Moreover, teachers are increasingly asked to give pretests by which end-of-the-year progress may be measured. Testing eats up more and more time. When pretests are given, students are either tested on stuff they've never learned (which is ridiculous) or teachers may be martyred (see comment by tiredteacher).
Teachers will be encouraged to grade hard in September and then ease up in June. There is an incentive to score students low at the start of the year so that progress can be guaranteed by June. It is all one great, big game which eats at the heart of why most people became teachers. It is not to play a game of statistics to artificially pump out a sometimes misguided definition of success.

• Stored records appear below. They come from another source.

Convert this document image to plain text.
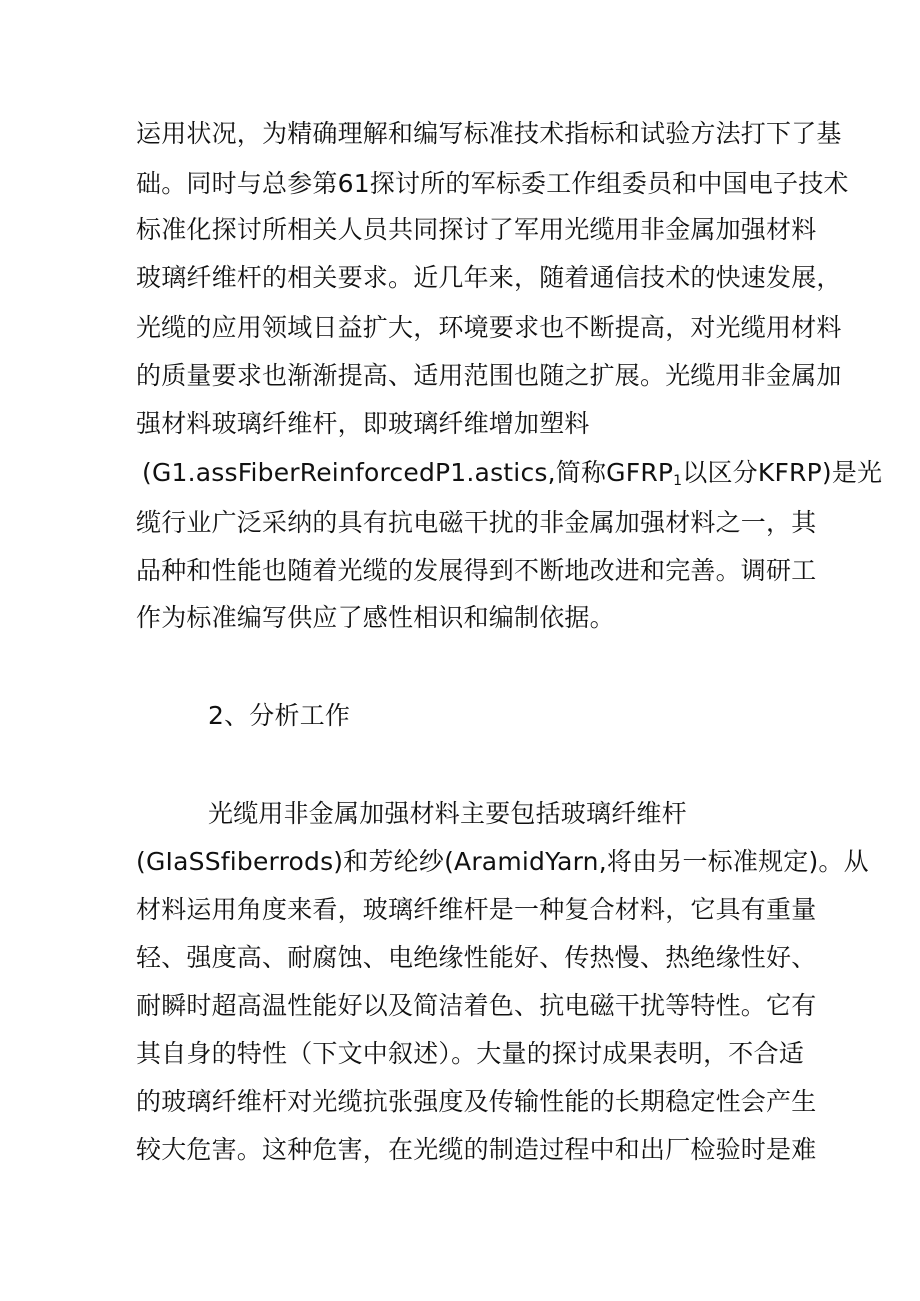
运用状况，为精确理解和编写标准技术指标和试验方法打下了基
础。同时与总参第61探讨所的军标委工作组委员和中国电子技术
标准化探讨所相关人员共同探讨了军用光缆用非金属加强材料
玻璃纤维杆的相关要求。近几年来，随着通信技术的快速发展，
光缆的应用领域日益扩大，环境要求也不断提高，对光缆用材料
的质量要求也渐渐提高、适用范围也随之扩展。光缆用非金属加
强材料玻璃纤维杆，即玻璃纤维增加塑料
(G1.assFiberReinforcedP1.astics,简称$GFRP_1$以区分KFRP)是光
缆行业广泛采纳的具有抗电磁干扰的非金属加强材料之一，其
品种和性能也随着光缆的发展得到不断地改进和完善。调研工
作为标准编写供应了感性相识和编制依据。
2、分析工作
光缆用非金属加强材料主要包括玻璃纤维杆
(GIaSSfiberrods)和芳纶纱(AramidYarn,将由另一标准规定)。从
材料运用角度来看，玻璃纤维杆是一种复合材料，它具有重量
轻、强度高、耐腐蚀、电绝缘性能好、传热慢、热绝缘性好、
耐瞬时超高温性能好以及简洁着色、抗电磁干扰等特性。它有
其自身的特性（下文中叙述）。大量的探讨成果表明，不合适
的玻璃纤维杆对光缆抗张强度及传输性能的长期稳定性会产生
较大危害。这种危害，在光缆的制造过程中和出厂检验时是难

We see success engineered, albeit slowly, on the Common Core tests. Cut scores are manipulated to show slight improvements in student performance. The Common Core must be working. I've seen some pretty screwy assessments in reading levels as well, children starting the next academic year a couple of levels below their level calculated the previous June. And, we are supposed to believe that all of the metrics show a mathematical precision!
I opt instead for a world in which testing has a purpose to help teachers learn how to better help students. I opt for a world in which there are few, if any, high-stakes tests involved. I opt for a world in which teachers are trusted to test their students on what they taught and assess student growth without standing to gain or lose anything more than the satisfaction earned by helping a kid achieve a worthy goal. I hardly recognize the profession I entered over twenty years ago any more.